2016-02-10 08:21 AM
I am using Embitz as IDE and a NucleoL152 as development platform.
I tried this thing. An array of integers of 1024 elements (from 0 to 1023) was copied to two different arrays, one using CPU memory transfer and the other using DMA memory to memory transfer. When the two transfer operation started two digital output pin were set and when the corresponding operation ended the corresponding pin was reset. Then I used an oscilloscope to measure the transfer time in the two case, changing the compiler optimization to -O0 (no optimization for speed), -O1 (optimize for speed), -O2 (optimize even more for speed), -O3 (full optimization for speed).In the case of DMA memory to memory transfer the time was always in the range 220 to 238 us for all optimization options.

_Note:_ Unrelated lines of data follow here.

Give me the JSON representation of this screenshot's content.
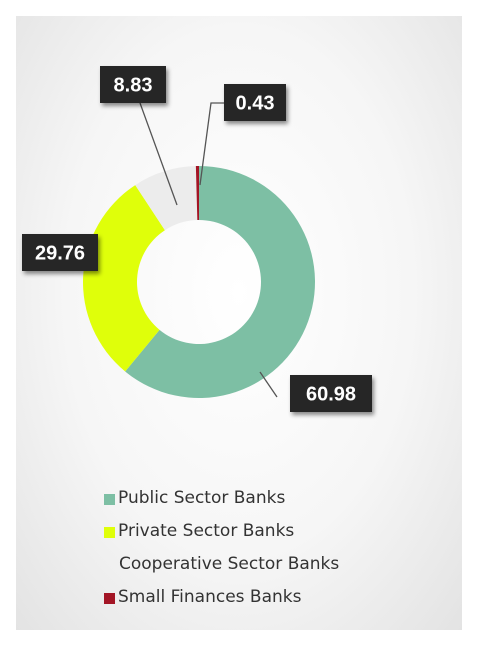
{
  "chart_data": {
    "type": "pie",
    "donut": true,
    "title": "",
    "categories": [
      "Public Sector Banks",
      "Private Sector Banks",
      "Cooperative Sector Banks",
      "Small Finances Banks"
    ],
    "values": [
      60.98,
      29.76,
      8.83,
      0.43
    ],
    "data_labels": [
      "60.98",
      "29.76",
      "8.83",
      "0.43"
    ],
    "colors": [
      "#7dbfa4",
      "#dfff0a",
      "#ececec",
      "#a31525"
    ],
    "legend_position": "bottom"
  }
}
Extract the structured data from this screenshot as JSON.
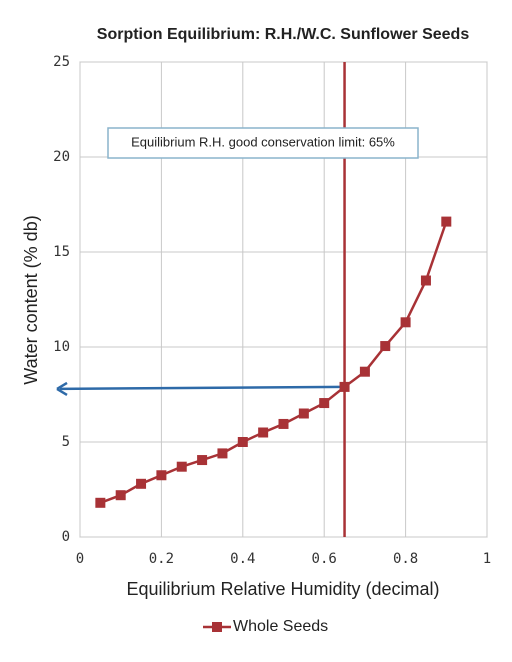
{
  "chart_data": {
    "type": "line",
    "title": "Sorption Equilibrium: R.H./W.C. Sunflower Seeds",
    "x_label": "Equilibrium Relative Humidity (decimal)",
    "y_label": "Water content (% db)",
    "x": [
      0.05,
      0.1,
      0.15,
      0.2,
      0.25,
      0.3,
      0.35,
      0.4,
      0.45,
      0.5,
      0.55,
      0.6,
      0.65,
      0.7,
      0.75,
      0.8,
      0.85,
      0.9
    ],
    "series": [
      {
        "name": "Whole Seeds",
        "color": "#a83236",
        "values": [
          1.8,
          2.2,
          2.8,
          3.25,
          3.7,
          4.05,
          4.4,
          5.0,
          5.5,
          5.95,
          6.5,
          7.05,
          7.9,
          8.7,
          10.05,
          11.3,
          13.5,
          16.6
        ]
      }
    ],
    "xlim": [
      0,
      1
    ],
    "xticks": [
      0,
      0.2,
      0.4,
      0.6,
      0.8,
      1
    ],
    "ylim": [
      0,
      25
    ],
    "yticks": [
      0,
      5,
      10,
      15,
      20,
      25
    ],
    "grid": true,
    "limit_line": {
      "x": 0.65,
      "color": "#a83236",
      "annotation": "Equilibrium R.H. good conservation limit: 65%",
      "annotation_value": 65
    },
    "arrow": {
      "x": 0.65,
      "y": 7.9,
      "color": "#2e6aa8"
    },
    "legend": "bottom"
  }
}
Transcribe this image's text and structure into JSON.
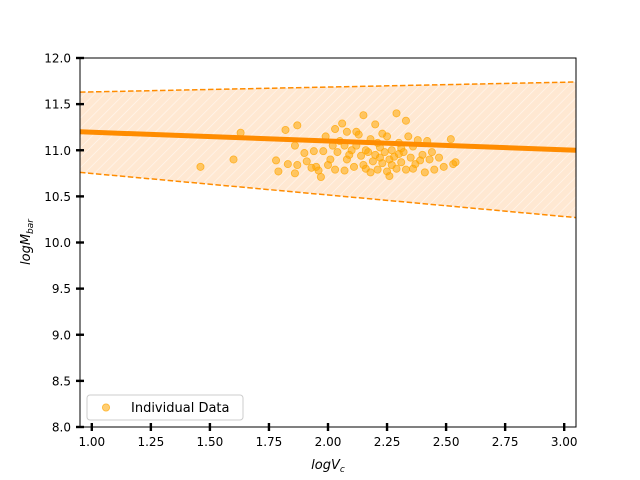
{
  "chart_data": {
    "type": "scatter",
    "xlabel": "logV",
    "xlabel_sub": "c",
    "ylabel": "logM",
    "ylabel_sub": "bar",
    "xlim": [
      0.95,
      3.05
    ],
    "ylim": [
      8.0,
      12.0
    ],
    "x_ticks": [
      1.0,
      1.25,
      1.5,
      1.75,
      2.0,
      2.25,
      2.5,
      2.75,
      3.0
    ],
    "x_tick_labels": [
      "1.00",
      "1.25",
      "1.50",
      "1.75",
      "2.00",
      "2.25",
      "2.50",
      "2.75",
      "3.00"
    ],
    "y_ticks": [
      8.0,
      8.5,
      9.0,
      9.5,
      10.0,
      10.5,
      11.0,
      11.5,
      12.0
    ],
    "y_tick_labels": [
      "8.0",
      "8.5",
      "9.0",
      "9.5",
      "10.0",
      "10.5",
      "11.0",
      "11.5",
      "12.0"
    ],
    "grid": false,
    "legend": {
      "position": "lower-left",
      "entries": [
        "Individual Data"
      ]
    },
    "colors": {
      "points": "#FFA500",
      "fit_line": "#FF8C00",
      "band_fill": "#FFE8D2"
    },
    "fit_line": {
      "x": [
        0.95,
        3.05
      ],
      "y": [
        11.2,
        11.0
      ]
    },
    "upper_bound": {
      "x": [
        0.95,
        3.05
      ],
      "y": [
        11.63,
        11.74
      ]
    },
    "lower_bound": {
      "x": [
        0.95,
        3.05
      ],
      "y": [
        10.76,
        10.27
      ]
    },
    "series": [
      {
        "name": "Individual Data",
        "points": [
          [
            1.46,
            10.82
          ],
          [
            1.6,
            10.9
          ],
          [
            1.63,
            11.19
          ],
          [
            1.78,
            10.89
          ],
          [
            1.79,
            10.77
          ],
          [
            1.82,
            11.22
          ],
          [
            1.83,
            10.85
          ],
          [
            1.86,
            10.75
          ],
          [
            1.86,
            11.05
          ],
          [
            1.87,
            11.27
          ],
          [
            1.87,
            10.84
          ],
          [
            1.9,
            10.97
          ],
          [
            1.91,
            10.88
          ],
          [
            1.93,
            10.81
          ],
          [
            1.94,
            10.99
          ],
          [
            1.95,
            10.82
          ],
          [
            1.96,
            10.78
          ],
          [
            1.97,
            10.71
          ],
          [
            1.98,
            10.99
          ],
          [
            1.99,
            11.15
          ],
          [
            2.0,
            10.84
          ],
          [
            2.01,
            10.9
          ],
          [
            2.02,
            11.05
          ],
          [
            2.03,
            11.23
          ],
          [
            2.04,
            10.98
          ],
          [
            2.05,
            11.1
          ],
          [
            2.06,
            11.29
          ],
          [
            2.07,
            10.78
          ],
          [
            2.07,
            11.05
          ],
          [
            2.08,
            11.2
          ],
          [
            2.09,
            10.95
          ],
          [
            2.1,
            11.0
          ],
          [
            2.11,
            10.82
          ],
          [
            2.12,
            11.2
          ],
          [
            2.13,
            11.17
          ],
          [
            2.14,
            10.94
          ],
          [
            2.15,
            11.38
          ],
          [
            2.15,
            10.84
          ],
          [
            2.16,
            10.8
          ],
          [
            2.17,
            10.98
          ],
          [
            2.18,
            11.12
          ],
          [
            2.19,
            10.88
          ],
          [
            2.2,
            10.95
          ],
          [
            2.2,
            11.28
          ],
          [
            2.21,
            10.79
          ],
          [
            2.22,
            10.92
          ],
          [
            2.22,
            11.03
          ],
          [
            2.23,
            10.86
          ],
          [
            2.24,
            10.98
          ],
          [
            2.25,
            10.77
          ],
          [
            2.25,
            11.15
          ],
          [
            2.26,
            10.9
          ],
          [
            2.27,
            11.0
          ],
          [
            2.27,
            10.84
          ],
          [
            2.28,
            10.93
          ],
          [
            2.29,
            11.4
          ],
          [
            2.29,
            10.8
          ],
          [
            2.3,
            10.96
          ],
          [
            2.3,
            11.08
          ],
          [
            2.31,
            10.87
          ],
          [
            2.32,
            10.98
          ],
          [
            2.33,
            11.32
          ],
          [
            2.33,
            10.79
          ],
          [
            2.34,
            11.15
          ],
          [
            2.35,
            10.92
          ],
          [
            2.36,
            11.04
          ],
          [
            2.37,
            10.85
          ],
          [
            2.38,
            11.11
          ],
          [
            2.39,
            10.89
          ],
          [
            2.4,
            10.95
          ],
          [
            2.41,
            10.76
          ],
          [
            2.42,
            11.1
          ],
          [
            2.43,
            10.9
          ],
          [
            2.44,
            10.98
          ],
          [
            2.45,
            10.79
          ],
          [
            2.47,
            10.92
          ],
          [
            2.49,
            10.82
          ],
          [
            2.52,
            11.12
          ],
          [
            2.53,
            10.85
          ],
          [
            2.54,
            10.87
          ],
          [
            2.03,
            10.79
          ],
          [
            2.08,
            10.9
          ],
          [
            2.12,
            11.05
          ],
          [
            2.18,
            10.76
          ],
          [
            2.23,
            11.18
          ],
          [
            2.26,
            10.72
          ],
          [
            2.31,
            11.02
          ],
          [
            2.36,
            10.8
          ],
          [
            2.21,
            11.08
          ],
          [
            2.16,
            11.0
          ]
        ]
      }
    ]
  }
}
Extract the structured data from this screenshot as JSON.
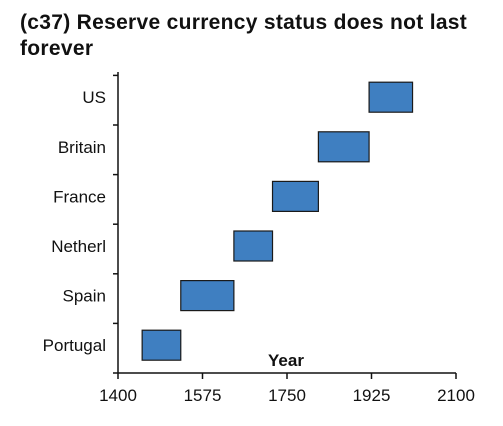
{
  "chart_data": {
    "type": "bar",
    "orientation": "horizontal-range",
    "title": "(c37) Reserve currency status does not last forever",
    "xlabel": "Year",
    "ylabel": "",
    "xlim": [
      1400,
      2100
    ],
    "xticks": [
      1400,
      1575,
      1750,
      1925,
      2100
    ],
    "grid": false,
    "bar_color": "#3f7fc1",
    "bar_edge_color": "#1a1a1a",
    "categories": [
      "Portugal",
      "Spain",
      "Netherl",
      "France",
      "Britain",
      "US"
    ],
    "ranges": [
      {
        "category": "Portugal",
        "start": 1450,
        "end": 1530
      },
      {
        "category": "Spain",
        "start": 1530,
        "end": 1640
      },
      {
        "category": "Netherl",
        "start": 1640,
        "end": 1720
      },
      {
        "category": "France",
        "start": 1720,
        "end": 1815
      },
      {
        "category": "Britain",
        "start": 1815,
        "end": 1920
      },
      {
        "category": "US",
        "start": 1920,
        "end": 2010
      }
    ]
  }
}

However, in the case of CPU memory transfer I obtained 1290us for no optimization (-O0), 323us for optimization (-O1), 346us for even more optimization (-O2) and 607us for full optimization (-O3). While I can understand the decrease of time from -O0 to -O1, I really do not understand why it increases for -O2 e -O3. My idea was that the full optimization -O3 should have the minimum time. #compiler-optimization2016-02-11 01:44 PM
It is not like a gas pedal, otherwise, why would anyone use anything other than -0 for debug and -0MAX for release. To understand what the compiler is doing see:
https://gcc.gnu.org/onlinedocs/gcc/Optimize-Options.htmlDid you use memcpy() or did you roll your own copy (copy by bytes or by 32bit words)